Lib Dem candidate Mr Lepori said he would champion the introduction of a single ticketing zone system across the region.
“I want a fully integrated active transport public transport network, that involves trains, trams buses,” he said.
“Bikes on all those forms of transport so you can cycle to a stop, get on that public transport, get off the other side and cycle to wherever you want to go.
“It’s common sense and it’s done around the world. It feeds into that dealing with air pollution.
“Why have we got the bus companies not wanting to do this? Because it will hit their profits.
"We need buses to go where we want them to go.
"We need to have roots to those hard to reach parts of Greater Manchester.”
Mr Burnham said the question of how to improve the bus network was the ‘big choice’ facing the public of Greater Manchester ahead of casting their vote.
“It’s only by taking control of the system so we decide where the buses go, we decide what the buses charge that we can create a London-style integrated transport system,” he added.
“By 2025 I commit to having effectively a single system over bus and tram where people can take as many as they like in a given day and only pay up to a cap.
“I am not going to accept the status quo.”
However, Ms Evans (pictured above), the Conservative candidate, challenged Mr Burnham on his franchising plans and thanked the bus companies for their work during the Covid-19 pandemic.
She said: “The concept of this is the mayor’s big plan is to talk about buses when we’ve got police in special measures is quite shocking.
“We’re only buying up old bus depots with the system that the mayor’s presently looking at, he’s also looking at a ticketing machine and 57 more staff. We’re not talking about greener cleaner buses to go to more places.
“I think that the way the consultation was done during Covid was unacceptable and I also think we should say a big thank you to the bus operators and the bus drivers who have done absolutely so much during Covid to keep going.”
Powering up the mayor
The four candidates were also asked what single power they wanted to be devolved from Westminster to the Mayoralty.
Mr Leposi for the Liberal Democrats called for public health budgets to be removed from the hands of individual council and put under the control of Greater Manchester.
“So we can better manage future pandemics and health scares and other health issues within our city region with a public health taskforce that can be deployed more effectively and more nimbly,” he said.
“As opposed to a fragmented ten council approach to public health.”
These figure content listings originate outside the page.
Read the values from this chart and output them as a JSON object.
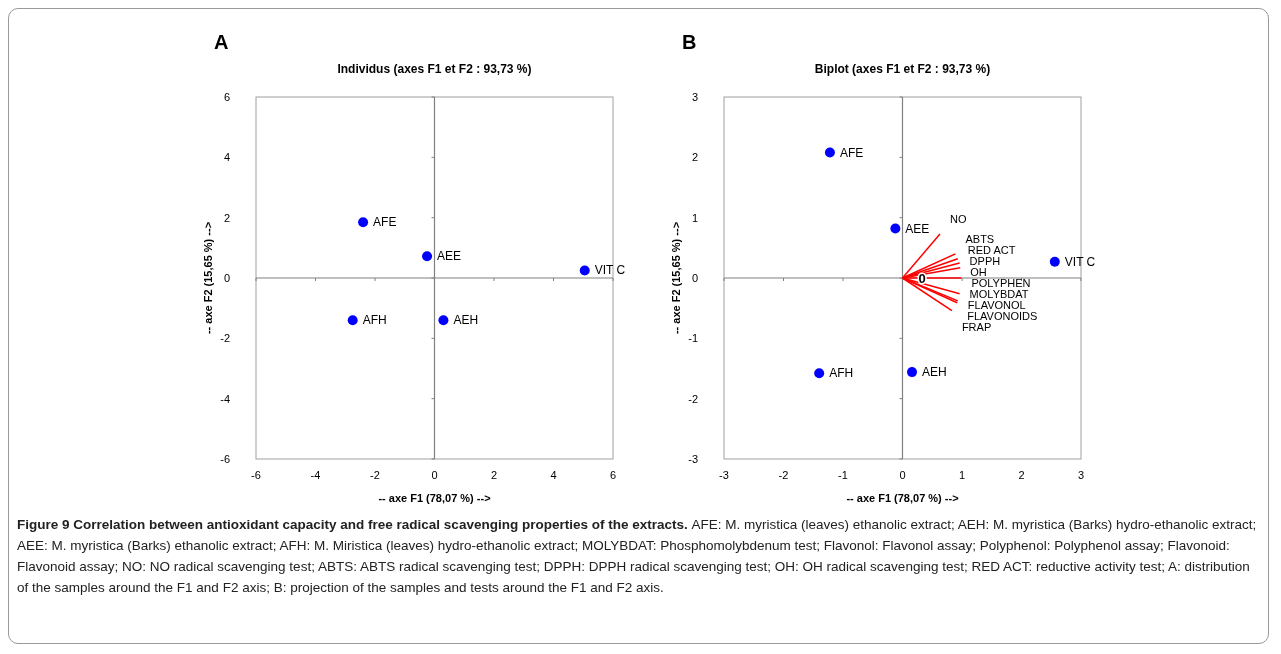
{
  "chart_data": [
    {
      "type": "scatter",
      "title": "Individus (axes F1 et F2 : 93,73 %)",
      "xlabel": "-- axe F1 (78,07 %) -->",
      "ylabel": "-- axe F2 (15,65 %) -->",
      "xlim": [
        -6,
        6
      ],
      "ylim": [
        -6,
        6
      ],
      "xticks": [
        -6,
        -4,
        -2,
        0,
        2,
        4,
        6
      ],
      "yticks": [
        -6,
        -4,
        -2,
        0,
        2,
        4,
        6
      ],
      "marker": "circle",
      "annotations": [
        "A",
        "Figure 9 Correlation between antioxidant capacity and free radical scavenging properties of the extracts.",
        "AFE: M. myristica (leaves) ethanolic extract; AEH: M. myristica (Barks) hydro-ethanolic extract; AEE: M. myristica (Barks) ethanolic extract; AFH: M. Miristica (leaves) hydro-ethanolic extract; MOLYBDAT: Phosphomolybdenum test; Flavonol: Flavonol assay; Polyphenol: Polyphenol assay; Flavonoid: Flavonoid assay; NO: NO radical scavenging test; ABTS: ABTS radical scavenging test; DPPH: DPPH radical scavenging test; OH: OH radical scavenging test; RED ACT: reductive activity test; A: distribution of the samples around the F1 and F2 axis; B: projection of the samples and tests around the F1 and F2 axis."
      ],
      "series": [
        {
          "name": "AFE",
          "color": "#0000ff",
          "x": [
            -2.4
          ],
          "values": [
            1.85
          ]
        },
        {
          "name": "AEE",
          "color": "#0000ff",
          "x": [
            -0.25
          ],
          "values": [
            0.72
          ]
        },
        {
          "name": "VIT C",
          "color": "#0000ff",
          "x": [
            5.05
          ],
          "values": [
            0.25
          ]
        },
        {
          "name": "AFH",
          "color": "#0000ff",
          "x": [
            -2.75
          ],
          "values": [
            -1.4
          ]
        },
        {
          "name": "AEH",
          "color": "#0000ff",
          "x": [
            0.3
          ],
          "values": [
            -1.4
          ]
        }
      ]
    },
    {
      "type": "scatter",
      "title": "Biplot (axes F1 et F2 : 93,73 %)",
      "xlabel": "-- axe F1 (78,07 %) -->",
      "ylabel": "-- axe F2 (15,65 %) -->",
      "xlim": [
        -3,
        3
      ],
      "ylim": [
        -3,
        3
      ],
      "xticks": [
        -3,
        -2,
        -1,
        0,
        1,
        2,
        3
      ],
      "yticks": [
        -3,
        -2,
        -1,
        0,
        1,
        2,
        3
      ],
      "annotations": [
        "B",
        {
          "text": "0",
          "x": 0.33,
          "y": 0
        }
      ],
      "series": [
        {
          "name": "AFE",
          "color": "#0000ff",
          "marker": "circle",
          "x": [
            -1.22
          ],
          "values": [
            2.08
          ]
        },
        {
          "name": "AEE",
          "color": "#0000ff",
          "marker": "circle",
          "x": [
            -0.12
          ],
          "values": [
            0.82
          ]
        },
        {
          "name": "VIT C",
          "color": "#0000ff",
          "marker": "circle",
          "x": [
            2.56
          ],
          "values": [
            0.27
          ]
        },
        {
          "name": "AFH",
          "color": "#0000ff",
          "marker": "circle",
          "x": [
            -1.4
          ],
          "values": [
            -1.58
          ]
        },
        {
          "name": "AEH",
          "color": "#0000ff",
          "marker": "circle",
          "x": [
            0.16
          ],
          "values": [
            -1.56
          ]
        },
        {
          "name": "NO",
          "type": "line",
          "color": "#ff0000",
          "x": [
            0,
            0.63
          ],
          "values": [
            0,
            0.73
          ]
        },
        {
          "name": "ABTS",
          "type": "line",
          "color": "#ff0000",
          "x": [
            0,
            0.89
          ],
          "values": [
            0,
            0.4
          ]
        },
        {
          "name": "RED ACT",
          "type": "line",
          "color": "#ff0000",
          "x": [
            0,
            0.93
          ],
          "values": [
            0,
            0.32
          ]
        },
        {
          "name": "DPPH",
          "type": "line",
          "color": "#ff0000",
          "x": [
            0,
            0.96
          ],
          "values": [
            0,
            0.25
          ]
        },
        {
          "name": "OH",
          "type": "line",
          "color": "#ff0000",
          "x": [
            0,
            0.97
          ],
          "values": [
            0,
            0.17
          ]
        },
        {
          "name": "POLYPHEN",
          "type": "line",
          "color": "#ff0000",
          "x": [
            0,
            0.99
          ],
          "values": [
            0,
            0
          ]
        },
        {
          "name": "MOLYBDAT",
          "type": "line",
          "color": "#ff0000",
          "x": [
            0,
            0.96
          ],
          "values": [
            0,
            -0.26
          ]
        },
        {
          "name": "FLAVONOL",
          "type": "line",
          "color": "#ff0000",
          "x": [
            0,
            0.93
          ],
          "values": [
            0,
            -0.38
          ]
        },
        {
          "name": "FLAVONOIDS",
          "type": "line",
          "color": "#ff0000",
          "x": [
            0,
            0.92
          ],
          "values": [
            0,
            -0.41
          ]
        },
        {
          "name": "FRAP",
          "type": "line",
          "color": "#ff0000",
          "x": [
            0,
            0.83
          ],
          "values": [
            0,
            -0.54
          ]
        }
      ]
    }
  ]
}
Labour’s Andy Burnham said it was a choice between ‘social security, the DWP budget or post-16 skills’.
But picking the latter, he added: “If we are to continue to see the inward investment that we’ve seen here in recent years, we need to ensure that we’ve got a talent pipeline into the digital economy.
“Our local industrial strategy needs a local skills strategy to underpin it and at the moment as a country I think we do skills very badly, it’s all about the university route and young people who are not on the university route often get treated very much as an afterthought, second class citizens.”
Melanie Horrocks for the Greens called for powers to be able to control rents for people living in Greater Manchester.
“What’s more important and would affect more people directly would be to lobby for and obtain powers over a rent control panel to enable us to look at the rents being charged across the city region,” she said.
“And to put in place the powers to protect renters, to look at what the maximum rent would be being charged in comparison to earnings.”
There is some cross party support for rent control, with Mr Burnham, Ms Horrocks and Mr Lepori all speaking out in favour of an overhaul of the private rented sector.
But Ms Evans did not highlight a new power to add to the arsenal of the mayoralty, arguing it had plenty already.
“We have an enormous amount of power we are not using in Greater Manchester so before we rush off to find any more I think we need to work with the powers that we’ve got a lot better,” she said.
“Social care in particular, where we’ve got issues, pockets across Greater Manchester are not working well.
“For me it would be definitely all about healthcare and making sure that we make it work an awful lot better than it does at the moment.”